Le projet de loi relatif aux symboles de l’Etat, porté en urgence de façon douteuse devant le Parlement et discuté en ce moment, suscite de nombreuses interrogations du fait qu’il vient en réaction officielle à la recrudescence des mouvements de protestations pour l’instauration de l’Etat de droit et des institutions mettant en exergue les inégalités criantes et l’absence de justice sociale entre les différentes composantes de notre peuple.
Nous, à la Fondation Sahel pour la défense des droits de l’homme, sommes convaincus que la Mauritanie a plus besoin de mécanismes pratiques permettant de favoriser la justice sociale et l’égalité des chances, atténuant les traces du racisme d’Etat et jetant les bases d’un Etat de droit solide où le culte de la personne, de la famille, de la tribu et de l’ethnie serait définitivement abandonné.

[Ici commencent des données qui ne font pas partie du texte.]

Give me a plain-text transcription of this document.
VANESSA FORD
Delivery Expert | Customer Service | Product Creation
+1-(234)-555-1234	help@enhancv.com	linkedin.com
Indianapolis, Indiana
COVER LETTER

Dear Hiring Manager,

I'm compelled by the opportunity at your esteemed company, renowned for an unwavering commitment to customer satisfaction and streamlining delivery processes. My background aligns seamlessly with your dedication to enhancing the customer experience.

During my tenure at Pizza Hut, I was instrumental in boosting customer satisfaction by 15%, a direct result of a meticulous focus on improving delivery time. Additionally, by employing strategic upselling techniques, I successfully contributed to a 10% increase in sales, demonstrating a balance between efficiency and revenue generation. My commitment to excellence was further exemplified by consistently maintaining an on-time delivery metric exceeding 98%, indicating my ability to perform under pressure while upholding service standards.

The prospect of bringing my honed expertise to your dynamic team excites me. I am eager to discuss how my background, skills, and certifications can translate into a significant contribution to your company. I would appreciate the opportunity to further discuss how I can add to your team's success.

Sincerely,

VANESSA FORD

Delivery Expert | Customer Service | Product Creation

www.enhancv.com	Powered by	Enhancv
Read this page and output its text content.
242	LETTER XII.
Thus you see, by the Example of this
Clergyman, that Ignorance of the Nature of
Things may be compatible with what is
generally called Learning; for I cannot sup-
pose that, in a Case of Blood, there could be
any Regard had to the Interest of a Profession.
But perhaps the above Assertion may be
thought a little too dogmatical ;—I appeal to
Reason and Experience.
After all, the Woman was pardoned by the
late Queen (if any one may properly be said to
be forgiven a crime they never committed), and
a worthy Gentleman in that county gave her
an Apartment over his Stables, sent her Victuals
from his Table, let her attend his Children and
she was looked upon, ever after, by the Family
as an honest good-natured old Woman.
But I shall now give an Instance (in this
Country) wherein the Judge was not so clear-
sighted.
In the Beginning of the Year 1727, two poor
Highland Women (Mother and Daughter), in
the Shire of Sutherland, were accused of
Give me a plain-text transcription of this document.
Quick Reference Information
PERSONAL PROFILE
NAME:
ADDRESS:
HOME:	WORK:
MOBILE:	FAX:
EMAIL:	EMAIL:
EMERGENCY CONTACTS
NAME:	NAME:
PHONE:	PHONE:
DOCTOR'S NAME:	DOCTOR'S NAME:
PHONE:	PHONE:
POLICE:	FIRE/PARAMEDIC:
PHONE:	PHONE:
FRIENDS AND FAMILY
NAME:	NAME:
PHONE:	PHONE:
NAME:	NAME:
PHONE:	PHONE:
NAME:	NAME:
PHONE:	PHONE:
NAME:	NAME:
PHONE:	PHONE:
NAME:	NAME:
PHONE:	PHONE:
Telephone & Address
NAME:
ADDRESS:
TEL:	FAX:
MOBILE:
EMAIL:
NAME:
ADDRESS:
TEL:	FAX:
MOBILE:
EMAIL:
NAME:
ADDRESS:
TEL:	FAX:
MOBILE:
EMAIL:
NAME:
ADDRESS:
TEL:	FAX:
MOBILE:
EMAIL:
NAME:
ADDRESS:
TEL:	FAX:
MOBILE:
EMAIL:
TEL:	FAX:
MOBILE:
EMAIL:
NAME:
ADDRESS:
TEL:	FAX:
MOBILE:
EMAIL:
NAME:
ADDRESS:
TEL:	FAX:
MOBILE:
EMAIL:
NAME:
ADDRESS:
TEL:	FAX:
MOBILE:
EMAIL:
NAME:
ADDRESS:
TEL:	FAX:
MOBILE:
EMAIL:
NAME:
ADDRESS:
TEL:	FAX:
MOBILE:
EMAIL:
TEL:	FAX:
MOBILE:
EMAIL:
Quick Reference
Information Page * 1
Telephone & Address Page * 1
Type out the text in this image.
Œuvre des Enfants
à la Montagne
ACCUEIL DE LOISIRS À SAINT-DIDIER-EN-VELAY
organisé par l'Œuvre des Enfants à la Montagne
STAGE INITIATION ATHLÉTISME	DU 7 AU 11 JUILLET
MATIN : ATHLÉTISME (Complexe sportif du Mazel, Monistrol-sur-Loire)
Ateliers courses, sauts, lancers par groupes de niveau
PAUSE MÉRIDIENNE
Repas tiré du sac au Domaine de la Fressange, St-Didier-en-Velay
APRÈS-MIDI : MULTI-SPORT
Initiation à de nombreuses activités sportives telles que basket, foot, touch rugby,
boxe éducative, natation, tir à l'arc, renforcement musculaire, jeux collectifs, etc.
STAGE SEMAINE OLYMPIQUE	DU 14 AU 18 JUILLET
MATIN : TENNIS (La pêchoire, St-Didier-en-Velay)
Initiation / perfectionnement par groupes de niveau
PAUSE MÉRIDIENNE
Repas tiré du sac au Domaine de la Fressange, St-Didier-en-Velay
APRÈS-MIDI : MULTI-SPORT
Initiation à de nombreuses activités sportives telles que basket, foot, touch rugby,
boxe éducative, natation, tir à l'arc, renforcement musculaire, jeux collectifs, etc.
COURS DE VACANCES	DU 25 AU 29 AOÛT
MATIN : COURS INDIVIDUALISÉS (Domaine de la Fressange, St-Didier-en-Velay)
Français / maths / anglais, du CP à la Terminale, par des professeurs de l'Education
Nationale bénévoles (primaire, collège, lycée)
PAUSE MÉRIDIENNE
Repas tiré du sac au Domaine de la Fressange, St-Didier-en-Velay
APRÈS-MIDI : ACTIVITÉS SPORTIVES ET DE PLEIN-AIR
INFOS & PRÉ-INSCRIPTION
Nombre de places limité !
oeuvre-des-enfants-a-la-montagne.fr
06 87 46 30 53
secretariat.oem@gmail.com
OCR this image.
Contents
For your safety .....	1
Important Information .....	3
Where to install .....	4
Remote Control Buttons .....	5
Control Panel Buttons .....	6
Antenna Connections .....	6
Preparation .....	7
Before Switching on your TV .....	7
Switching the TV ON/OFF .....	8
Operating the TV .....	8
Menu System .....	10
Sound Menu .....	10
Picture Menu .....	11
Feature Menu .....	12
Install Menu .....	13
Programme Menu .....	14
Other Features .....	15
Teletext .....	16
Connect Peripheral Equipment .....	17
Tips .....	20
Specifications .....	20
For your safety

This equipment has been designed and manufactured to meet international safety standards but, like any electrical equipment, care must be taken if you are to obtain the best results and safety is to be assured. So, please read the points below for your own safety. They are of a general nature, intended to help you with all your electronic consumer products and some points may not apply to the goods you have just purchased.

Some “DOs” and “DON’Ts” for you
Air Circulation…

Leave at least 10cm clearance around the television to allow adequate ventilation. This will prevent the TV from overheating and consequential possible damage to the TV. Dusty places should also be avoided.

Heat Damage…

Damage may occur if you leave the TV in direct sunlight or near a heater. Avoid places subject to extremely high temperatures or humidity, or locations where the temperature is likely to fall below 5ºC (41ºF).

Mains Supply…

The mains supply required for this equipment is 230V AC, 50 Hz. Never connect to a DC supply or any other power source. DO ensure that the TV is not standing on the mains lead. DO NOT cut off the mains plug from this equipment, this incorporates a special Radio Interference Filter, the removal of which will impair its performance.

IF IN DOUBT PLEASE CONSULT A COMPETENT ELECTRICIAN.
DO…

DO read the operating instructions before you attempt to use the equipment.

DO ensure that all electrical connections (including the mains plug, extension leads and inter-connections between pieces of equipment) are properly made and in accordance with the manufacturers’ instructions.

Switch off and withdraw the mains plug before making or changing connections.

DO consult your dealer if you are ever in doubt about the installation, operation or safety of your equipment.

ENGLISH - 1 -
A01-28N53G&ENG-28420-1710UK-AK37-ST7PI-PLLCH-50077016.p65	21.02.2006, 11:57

Elle n’a nullement besoin de promulguer des lois contre le discours de la haine et pour la préservation de l’unité nationale et encore moins pour la protection des symboles de l’Etat.
Nous considérons que les 7 articles qui composent le présent projet de loi portant sur les symboles de l’Etat ne sont qu’une répétition d’articles déjà présents dans notre arsenal juridique. Ce projet de loi, de par son esprit et sa lettre volontairement flous et sujets à interprétation, vise clairement à :
- Restreindre la marge de liberté que nous avons arrachée par plus d’un quart de siècle de combat et de sacrifices
- Faire taire la voix des opprimés notamment les Hratine et les victimes du passif humanitaire dont les injustices subies constituent la principale entrave à l’unité nationale et une carence fondamentale sur le plan constitutionnel
- Mettre fin à la liberté d’expression et à toute manifestation d’opinion critique à l’égard des autorités et ouvrir la voie à la répression
- Couvrir certaines pratiques racistes en matière de nomination à des postes de responsabilité, de promotion et de recrutement et cautionner la main mise sur l’Etat par certaines familles influentes qui se partagent les rôles et justifient les exclusions depuis toujours.
Dans ce contexte, la solution globale juste et durable est une solution sociale de nature à promouvoir et enraciner les valeurs de tolérance et de fraternité en s’appuyant sur les critères suivants :
1- Respect des droits de toutes les composantes de notre société y compris celle des Hratine qui doit être inscrite dans la constitution au même titre que les 4 autres composantes ;
2- Promouvoir les droits humains et la culture démocratique à la place de la politique de répression orientée essentiellement vers une frange de la population et en épargnant d’autres ;
3- Instaurer le principe de la concertation et du dialogue inclusif et permettre à tous les citoyens de participer à la prise de décision.
Ainsi, après une lecture minutieuse du contenu du projet de loi portant sur les symboles de l’Etat, nous demandons avec insistance aux honorables Députés de le rejeter en bloc pour sauver nos acquis et préserver les valeurs de notre république en matière de droits et de libertés.
Enfin, nous tendons la main à toutes les forces vives du pays pour faire échec à cette mascarade et pour combattre les forces réactionnaires qui font main basse sur les décisions politiques.